Roland-Garros : Zverev interrompt l’interview après des questions sur violences conjugales

Roland-Garros: "On devrait arrêter, c'est mieux", Zverev interrompt un entretien après des questions sur ses affaires de violences conjugales
Roland-Garros: "On devrait arrêter, c'est mieux", Zverev interrompt un entretien après des questions sur ses affaires de violences conjugales

Alexander Zverev a décroché son premier titre du Grand Chelem à Roland‑Garros, mais le trophée s’est vu entaché d’une controverse juridique persistante.
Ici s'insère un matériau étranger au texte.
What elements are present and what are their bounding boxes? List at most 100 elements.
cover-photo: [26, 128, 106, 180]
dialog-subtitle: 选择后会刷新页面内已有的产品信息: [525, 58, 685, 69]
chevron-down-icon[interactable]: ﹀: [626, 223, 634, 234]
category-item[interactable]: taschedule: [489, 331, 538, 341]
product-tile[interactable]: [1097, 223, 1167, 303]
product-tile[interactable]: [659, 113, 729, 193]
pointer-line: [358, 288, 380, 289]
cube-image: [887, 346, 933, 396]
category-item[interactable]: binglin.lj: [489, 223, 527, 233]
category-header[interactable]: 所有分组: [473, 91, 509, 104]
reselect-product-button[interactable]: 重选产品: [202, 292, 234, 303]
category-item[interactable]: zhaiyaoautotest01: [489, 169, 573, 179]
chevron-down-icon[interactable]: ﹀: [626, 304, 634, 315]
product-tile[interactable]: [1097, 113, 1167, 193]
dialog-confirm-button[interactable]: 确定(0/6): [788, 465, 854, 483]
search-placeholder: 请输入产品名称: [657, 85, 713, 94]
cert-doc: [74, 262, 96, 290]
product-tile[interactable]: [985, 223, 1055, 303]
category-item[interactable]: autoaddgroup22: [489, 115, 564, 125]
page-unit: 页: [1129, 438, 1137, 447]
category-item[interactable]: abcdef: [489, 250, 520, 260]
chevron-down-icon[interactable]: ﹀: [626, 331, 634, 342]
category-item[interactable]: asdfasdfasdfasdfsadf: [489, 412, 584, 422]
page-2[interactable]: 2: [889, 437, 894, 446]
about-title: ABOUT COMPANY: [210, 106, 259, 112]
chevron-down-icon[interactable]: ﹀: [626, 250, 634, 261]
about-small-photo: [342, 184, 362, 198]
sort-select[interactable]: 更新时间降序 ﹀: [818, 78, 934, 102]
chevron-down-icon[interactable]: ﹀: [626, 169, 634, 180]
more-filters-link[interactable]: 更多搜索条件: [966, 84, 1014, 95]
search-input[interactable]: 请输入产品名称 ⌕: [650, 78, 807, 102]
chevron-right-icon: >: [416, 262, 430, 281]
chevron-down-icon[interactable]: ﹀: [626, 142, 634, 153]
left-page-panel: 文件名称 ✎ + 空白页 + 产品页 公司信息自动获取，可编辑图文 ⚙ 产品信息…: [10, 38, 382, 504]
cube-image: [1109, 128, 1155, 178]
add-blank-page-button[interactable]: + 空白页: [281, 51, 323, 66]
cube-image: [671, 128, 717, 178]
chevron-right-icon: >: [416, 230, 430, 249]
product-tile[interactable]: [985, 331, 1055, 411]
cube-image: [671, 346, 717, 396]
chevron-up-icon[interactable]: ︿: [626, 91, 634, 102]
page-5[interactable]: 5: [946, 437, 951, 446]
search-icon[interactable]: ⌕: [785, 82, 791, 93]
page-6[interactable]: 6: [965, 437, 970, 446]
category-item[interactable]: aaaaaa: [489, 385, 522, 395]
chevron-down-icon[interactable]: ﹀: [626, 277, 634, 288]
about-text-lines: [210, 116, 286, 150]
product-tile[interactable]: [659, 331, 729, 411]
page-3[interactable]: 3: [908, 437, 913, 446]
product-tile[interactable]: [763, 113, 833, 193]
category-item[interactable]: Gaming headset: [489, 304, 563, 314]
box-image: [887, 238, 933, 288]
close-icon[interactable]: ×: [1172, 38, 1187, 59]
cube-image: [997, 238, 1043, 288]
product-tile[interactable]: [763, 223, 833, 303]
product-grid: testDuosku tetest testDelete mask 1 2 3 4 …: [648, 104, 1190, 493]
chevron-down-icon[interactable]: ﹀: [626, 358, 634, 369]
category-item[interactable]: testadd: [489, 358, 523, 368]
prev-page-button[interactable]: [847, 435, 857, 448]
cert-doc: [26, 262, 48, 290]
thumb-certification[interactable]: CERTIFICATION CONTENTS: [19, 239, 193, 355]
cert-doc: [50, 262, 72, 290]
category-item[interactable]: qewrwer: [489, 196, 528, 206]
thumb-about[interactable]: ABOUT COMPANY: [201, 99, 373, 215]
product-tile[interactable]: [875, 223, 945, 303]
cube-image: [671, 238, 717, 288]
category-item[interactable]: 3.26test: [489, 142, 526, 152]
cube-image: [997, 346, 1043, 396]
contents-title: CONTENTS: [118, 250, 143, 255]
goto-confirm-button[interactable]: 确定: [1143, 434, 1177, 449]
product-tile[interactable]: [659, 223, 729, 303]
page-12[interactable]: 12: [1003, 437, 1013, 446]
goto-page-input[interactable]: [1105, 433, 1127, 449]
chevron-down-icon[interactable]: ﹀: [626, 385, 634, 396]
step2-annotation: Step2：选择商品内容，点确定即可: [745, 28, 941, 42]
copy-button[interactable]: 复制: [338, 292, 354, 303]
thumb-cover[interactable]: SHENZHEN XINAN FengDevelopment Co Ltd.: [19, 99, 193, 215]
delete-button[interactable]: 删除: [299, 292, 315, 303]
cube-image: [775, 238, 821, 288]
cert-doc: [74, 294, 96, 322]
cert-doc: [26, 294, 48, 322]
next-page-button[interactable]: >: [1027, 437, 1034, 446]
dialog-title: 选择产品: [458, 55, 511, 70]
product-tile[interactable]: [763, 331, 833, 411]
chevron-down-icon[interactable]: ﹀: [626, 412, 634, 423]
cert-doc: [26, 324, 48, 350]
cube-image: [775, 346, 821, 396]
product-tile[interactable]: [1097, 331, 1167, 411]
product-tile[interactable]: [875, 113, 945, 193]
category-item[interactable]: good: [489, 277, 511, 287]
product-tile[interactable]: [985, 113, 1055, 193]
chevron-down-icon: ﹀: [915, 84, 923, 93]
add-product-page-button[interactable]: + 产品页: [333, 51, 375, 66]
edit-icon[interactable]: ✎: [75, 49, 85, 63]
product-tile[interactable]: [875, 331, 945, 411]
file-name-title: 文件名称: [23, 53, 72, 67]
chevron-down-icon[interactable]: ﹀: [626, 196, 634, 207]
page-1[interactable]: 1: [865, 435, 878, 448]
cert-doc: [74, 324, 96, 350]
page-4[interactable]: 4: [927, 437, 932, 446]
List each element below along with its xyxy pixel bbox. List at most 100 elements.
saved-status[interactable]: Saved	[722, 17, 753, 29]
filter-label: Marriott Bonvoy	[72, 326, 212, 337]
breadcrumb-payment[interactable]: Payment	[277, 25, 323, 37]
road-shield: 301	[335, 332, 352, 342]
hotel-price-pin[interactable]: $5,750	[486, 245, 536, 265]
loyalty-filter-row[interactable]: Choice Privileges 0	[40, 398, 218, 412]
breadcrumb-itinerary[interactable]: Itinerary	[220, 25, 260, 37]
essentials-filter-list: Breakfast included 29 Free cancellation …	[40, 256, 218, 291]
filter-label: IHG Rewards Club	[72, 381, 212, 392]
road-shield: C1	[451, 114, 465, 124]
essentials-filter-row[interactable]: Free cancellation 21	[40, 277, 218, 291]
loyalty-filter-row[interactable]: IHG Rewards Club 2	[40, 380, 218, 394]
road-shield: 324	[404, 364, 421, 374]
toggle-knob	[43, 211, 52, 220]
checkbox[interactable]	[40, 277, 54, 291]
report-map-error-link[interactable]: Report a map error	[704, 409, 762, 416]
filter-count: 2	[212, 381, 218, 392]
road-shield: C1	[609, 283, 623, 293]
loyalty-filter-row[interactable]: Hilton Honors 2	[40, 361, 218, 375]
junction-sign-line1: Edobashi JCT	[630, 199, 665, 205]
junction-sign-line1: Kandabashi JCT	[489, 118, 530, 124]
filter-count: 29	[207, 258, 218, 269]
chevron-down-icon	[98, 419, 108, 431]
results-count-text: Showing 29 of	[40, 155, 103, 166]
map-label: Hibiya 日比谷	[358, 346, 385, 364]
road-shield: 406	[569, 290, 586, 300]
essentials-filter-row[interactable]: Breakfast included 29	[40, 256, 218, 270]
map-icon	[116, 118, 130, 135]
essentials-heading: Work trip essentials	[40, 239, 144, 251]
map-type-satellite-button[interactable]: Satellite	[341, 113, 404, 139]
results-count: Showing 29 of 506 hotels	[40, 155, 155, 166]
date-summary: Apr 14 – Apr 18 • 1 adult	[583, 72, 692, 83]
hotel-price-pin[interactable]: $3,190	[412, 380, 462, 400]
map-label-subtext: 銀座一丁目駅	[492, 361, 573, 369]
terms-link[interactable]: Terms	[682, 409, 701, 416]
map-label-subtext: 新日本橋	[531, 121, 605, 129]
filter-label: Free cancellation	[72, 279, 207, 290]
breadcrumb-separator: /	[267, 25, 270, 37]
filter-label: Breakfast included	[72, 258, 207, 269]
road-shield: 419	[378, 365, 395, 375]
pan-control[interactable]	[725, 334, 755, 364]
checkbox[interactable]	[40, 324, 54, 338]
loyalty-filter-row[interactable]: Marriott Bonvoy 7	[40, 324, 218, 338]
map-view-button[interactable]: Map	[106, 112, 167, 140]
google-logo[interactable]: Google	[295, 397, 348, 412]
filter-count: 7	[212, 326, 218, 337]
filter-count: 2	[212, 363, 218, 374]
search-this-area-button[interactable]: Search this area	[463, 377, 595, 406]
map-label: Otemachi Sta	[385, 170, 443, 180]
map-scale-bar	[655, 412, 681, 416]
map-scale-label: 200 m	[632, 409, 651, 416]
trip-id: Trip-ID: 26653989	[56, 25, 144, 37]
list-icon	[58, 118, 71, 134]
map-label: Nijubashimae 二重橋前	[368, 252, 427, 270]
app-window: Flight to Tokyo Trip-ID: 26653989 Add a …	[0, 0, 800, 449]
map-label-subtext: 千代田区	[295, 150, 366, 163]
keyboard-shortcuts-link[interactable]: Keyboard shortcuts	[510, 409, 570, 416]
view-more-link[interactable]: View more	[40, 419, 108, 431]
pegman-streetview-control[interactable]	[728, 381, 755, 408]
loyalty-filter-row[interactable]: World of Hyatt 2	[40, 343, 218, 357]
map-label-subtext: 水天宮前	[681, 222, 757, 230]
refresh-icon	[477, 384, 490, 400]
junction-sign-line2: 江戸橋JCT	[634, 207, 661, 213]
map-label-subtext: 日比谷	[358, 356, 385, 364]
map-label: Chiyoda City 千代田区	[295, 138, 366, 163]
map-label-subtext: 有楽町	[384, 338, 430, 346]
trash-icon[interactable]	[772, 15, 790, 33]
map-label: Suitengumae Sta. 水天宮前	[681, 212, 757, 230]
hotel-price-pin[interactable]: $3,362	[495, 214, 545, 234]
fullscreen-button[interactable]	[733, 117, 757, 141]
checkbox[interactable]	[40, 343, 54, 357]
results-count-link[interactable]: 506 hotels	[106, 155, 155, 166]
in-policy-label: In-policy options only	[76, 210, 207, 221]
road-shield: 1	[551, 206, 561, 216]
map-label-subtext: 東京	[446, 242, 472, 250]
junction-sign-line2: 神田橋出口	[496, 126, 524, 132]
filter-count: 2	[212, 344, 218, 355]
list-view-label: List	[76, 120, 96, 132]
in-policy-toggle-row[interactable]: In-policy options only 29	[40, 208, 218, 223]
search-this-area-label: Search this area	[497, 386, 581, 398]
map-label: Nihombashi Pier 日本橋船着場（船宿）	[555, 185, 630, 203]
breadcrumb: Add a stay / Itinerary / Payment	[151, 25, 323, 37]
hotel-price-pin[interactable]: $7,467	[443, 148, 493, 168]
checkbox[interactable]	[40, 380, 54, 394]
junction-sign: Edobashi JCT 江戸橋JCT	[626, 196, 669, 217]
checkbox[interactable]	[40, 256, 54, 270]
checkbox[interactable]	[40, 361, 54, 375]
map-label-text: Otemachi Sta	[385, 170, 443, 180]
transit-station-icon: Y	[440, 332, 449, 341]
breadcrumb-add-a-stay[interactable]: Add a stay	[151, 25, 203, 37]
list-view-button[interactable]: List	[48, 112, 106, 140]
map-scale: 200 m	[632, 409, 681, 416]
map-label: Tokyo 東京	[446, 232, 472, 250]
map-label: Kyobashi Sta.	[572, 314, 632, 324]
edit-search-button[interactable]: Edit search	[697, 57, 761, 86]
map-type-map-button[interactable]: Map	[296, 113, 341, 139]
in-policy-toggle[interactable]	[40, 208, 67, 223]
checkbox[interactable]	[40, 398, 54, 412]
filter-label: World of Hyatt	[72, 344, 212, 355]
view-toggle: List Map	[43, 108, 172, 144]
Le sacre à Roland‑Garros sous le poids des accusations

Vainqueur d’un cinq‑sets face à Flavio Cobolli, le joueur allemand de 29 ans a vu la cérémonie de remise des prix interrompue par une série de questions sur les violences conjugales qui le concernent depuis 2020.

Interrogé par L’Équipe, Zverev a d’abord évoqué son parcours sportif avant de « fermer » la discussion dès que le sujet des allégations est apparu, exprimant son ras‑le‑bol face à ce qu’il qualifie de questions récurrentes.

Le règlement à l’amiable du litige avec Brenda Patea

Condamné en première instance en octobre 2023 à 450 000 € d’amende pour faits supposés survenus en mai 2020 à Berlin, Zverev a toujours contesté les faits rapportés par son ex‑compagne Brenda Patea.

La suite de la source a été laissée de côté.